E voltou a pensar nas sanguessugas que, sempre atentas, vão diversificando o negócio, tirando proveito das ilusões e ingenuidade alheias. Alimentam-se  agora do sangue de um novo grupo de vítimas. Atacam-nas nas águas pantanosas das editoras, que nascem um pouco por todo o lado, entaladas entre uma escola de modelos/atores (vai dar tudo ao mesmo) e outra de futebol. E é ver entrar e sair os aspirantes a escritores.  Entram apreensivos, ansiosos. Saem com o ego massajado e a carteira mais leve. A maioria das editoras é hoje um negócio que vive de alimentar sonhos e explorar sonhadores.
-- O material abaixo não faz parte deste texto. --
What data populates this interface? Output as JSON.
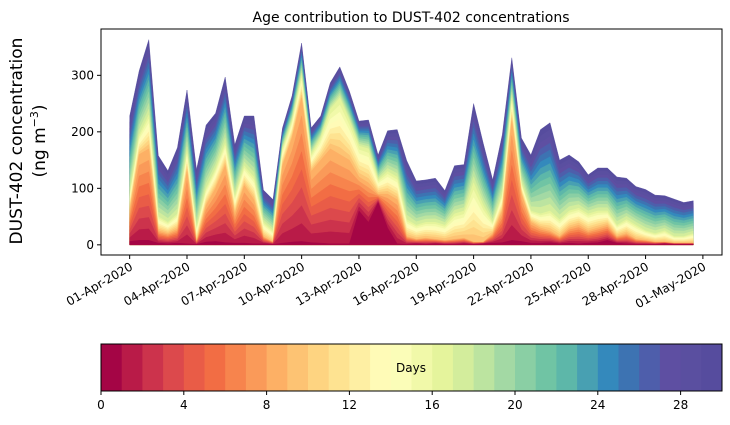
{
  "chart_data": {
    "type": "area",
    "stacked": true,
    "title": "Age contribution to DUST-402 concentrations",
    "ylabel_line1": "DUST-402 concentration",
    "ylabel_line2_prefix": "(ng m",
    "ylabel_line2_sup": "−3",
    "ylabel_line2_suffix": ")",
    "xlabel": "",
    "ylim": [
      -18,
      382
    ],
    "yticks": [
      0,
      100,
      200,
      300
    ],
    "ytick_labels": [
      "0",
      "100",
      "200",
      "300"
    ],
    "x_unit": "days since 01-Apr-2020",
    "xlim": [
      -1.5,
      31
    ],
    "xticks": [
      0,
      3,
      6,
      9,
      12,
      15,
      18,
      21,
      24,
      27,
      30
    ],
    "xtick_labels": [
      "01-Apr-2020",
      "04-Apr-2020",
      "07-Apr-2020",
      "10-Apr-2020",
      "13-Apr-2020",
      "16-Apr-2020",
      "19-Apr-2020",
      "22-Apr-2020",
      "25-Apr-2020",
      "28-Apr-2020",
      "01-May-2020"
    ],
    "x": [
      0,
      0.5,
      1,
      1.5,
      2,
      2.5,
      3,
      3.5,
      4,
      4.5,
      5,
      5.5,
      6,
      6.5,
      7,
      7.5,
      8,
      8.5,
      9,
      9.5,
      10,
      10.5,
      11,
      11.5,
      12,
      12.5,
      13,
      13.5,
      14,
      14.5,
      15,
      15.5,
      16,
      16.5,
      17,
      17.5,
      18,
      18.5,
      19,
      19.5,
      20,
      20.5,
      21,
      21.5,
      22,
      22.5,
      23,
      23.5,
      24,
      24.5,
      25,
      25.5,
      26,
      26.5,
      27,
      27.5,
      28,
      28.5,
      29,
      29.5
    ],
    "total": [
      228,
      308,
      363,
      158,
      131,
      172,
      274,
      133,
      212,
      233,
      297,
      177,
      228,
      228,
      97,
      80,
      207,
      264,
      357,
      207,
      228,
      287,
      315,
      272,
      219,
      221,
      159,
      202,
      204,
      149,
      113,
      115,
      118,
      96,
      140,
      142,
      250,
      180,
      115,
      195,
      331,
      189,
      159,
      204,
      216,
      150,
      159,
      147,
      124,
      136,
      136,
      120,
      118,
      103,
      98,
      88,
      87,
      81,
      75,
      78
    ],
    "young_ages_0_8_cumulative": [
      60,
      160,
      170,
      25,
      20,
      28,
      130,
      5,
      70,
      100,
      140,
      55,
      105,
      80,
      15,
      5,
      140,
      190,
      260,
      130,
      150,
      170,
      160,
      150,
      120,
      110,
      90,
      90,
      80,
      15,
      10,
      12,
      10,
      8,
      10,
      12,
      5,
      5,
      20,
      60,
      220,
      90,
      40,
      30,
      25,
      15,
      30,
      35,
      25,
      30,
      35,
      15,
      20,
      10,
      8,
      5,
      5,
      3,
      3,
      3
    ],
    "mid_ages_0_16_cumulative": [
      90,
      195,
      230,
      50,
      40,
      55,
      165,
      30,
      100,
      135,
      180,
      85,
      140,
      120,
      40,
      25,
      170,
      220,
      300,
      160,
      190,
      240,
      260,
      220,
      175,
      170,
      115,
      130,
      120,
      45,
      35,
      40,
      40,
      35,
      55,
      60,
      110,
      70,
      40,
      90,
      260,
      110,
      60,
      55,
      60,
      45,
      60,
      65,
      55,
      60,
      60,
      35,
      45,
      35,
      25,
      20,
      25,
      15,
      15,
      20
    ],
    "age0_values": [
      6,
      8,
      8,
      3,
      2,
      3,
      2,
      1,
      5,
      6,
      4,
      3,
      3,
      2,
      2,
      1,
      3,
      5,
      6,
      4,
      3,
      2,
      2,
      2,
      60,
      40,
      75,
      30,
      2,
      1,
      2,
      1,
      2,
      1,
      1,
      2,
      1,
      2,
      3,
      4,
      8,
      6,
      3,
      3,
      4,
      2,
      3,
      2,
      3,
      4,
      8,
      3,
      2,
      1,
      1,
      1,
      2,
      1,
      1,
      1
    ],
    "series_names": [
      "Age 0 d",
      "Age 1 d",
      "Age 2 d",
      "Age 3 d",
      "Age 4 d",
      "Age 5 d",
      "Age 6 d",
      "Age 7 d",
      "Age 8 d",
      "Age 9 d",
      "Age 10 d",
      "Age 11 d",
      "Age 12 d",
      "Age 13 d",
      "Age 14 d",
      "Age 15 d",
      "Age 16 d",
      "Age 17 d",
      "Age 18 d",
      "Age 19 d",
      "Age 20 d",
      "Age 21 d",
      "Age 22 d",
      "Age 23 d",
      "Age 24 d",
      "Age 25 d",
      "Age 26 d",
      "Age 27 d",
      "Age 28 d",
      "Age 29 d"
    ],
    "layer_colors": [
      "#a40545",
      "#b91b48",
      "#cc334c",
      "#dc494c",
      "#e95c47",
      "#f26d44",
      "#f7844d",
      "#fa9a59",
      "#fdb065",
      "#fdc373",
      "#fed481",
      "#fee391",
      "#feefa3",
      "#fffbb7",
      "#fbfdb8",
      "#f1f9a9",
      "#e5f49c",
      "#d3ed9c",
      "#bce4a0",
      "#a3d9a4",
      "#8acfa4",
      "#70c4a4",
      "#5db7a9",
      "#48a0b2",
      "#3489bc",
      "#3d73b2",
      "#4e5eab",
      "#5e4fa2",
      "#5a4fa0",
      "#564c9e"
    ],
    "grid": false,
    "colorbar": {
      "label": "Days",
      "range": [
        0,
        30
      ],
      "levels": 30,
      "ticks": [
        0,
        4,
        8,
        12,
        16,
        20,
        24,
        28
      ],
      "tick_labels": [
        "0",
        "4",
        "8",
        "12",
        "16",
        "20",
        "24",
        "28"
      ],
      "orientation": "horizontal",
      "placement": "bottom"
    }
  }
}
Publicam manuscritos com mais erros de ortografia e sintaxe do que parágrafos. Enredos ao nível da composição “As minhas férias”. Um discurso que convence o autor de que será o próximo Saramago. Mas em bom, claro!  O outro nem pontuar sabia! O editor vai metendo milhares de euros ao bolso, ano após ano. Sim, porque os leitores não foram lá à primeira, mas hão de reconhecer o génio. Não se pode desistir assim. O próximo volume não falha. Faz-se uma capa ainda mais chamativa e embala-se num saquinho com brilhantes, fechado com uma fitinha de seda. Monta-se uma banca com flores de plástico nas feiras do livro e fazem-se sessões de autógrafos. É fundamental que o texto tenha muitas frases de encher o ouvido. Daquelas a escorrer azeite. Pode até ter atores das telenovelas a ler uns excertos. Custa dinheiro. Mas é um investimento. Depois é publicar mais um. E outro.  E até outro, se o pé de meia ainda não se tiver esgotado.

man playing soccer game on field

E vem-lhe então à memória a recordação de uma antiga professora da FLUL. Uma conhecida catedrática com tanto de competente como de pouco diplomática que, certo  dia, após a apresentação de um trabalho, perguntou à autora se havia um prato que cozinhasse particularmente bem.

⎼ Quiche de espinafres! ⎼ retorquiu a rapariga.

 A resposta não se fez esperar:

 ⎼ Então, vá para casa e faça imensas quiches de espinafres. Mas deixe a literatura em paz que não lhe fez mal nenhum.

E ela foi.

Cruel? Sim. Honesta, porém.

Leonor coloca finalmente o livro debaixo do monitor. Lombada virada para a parede. A cor da capa e o título são-lhe insuportáveis.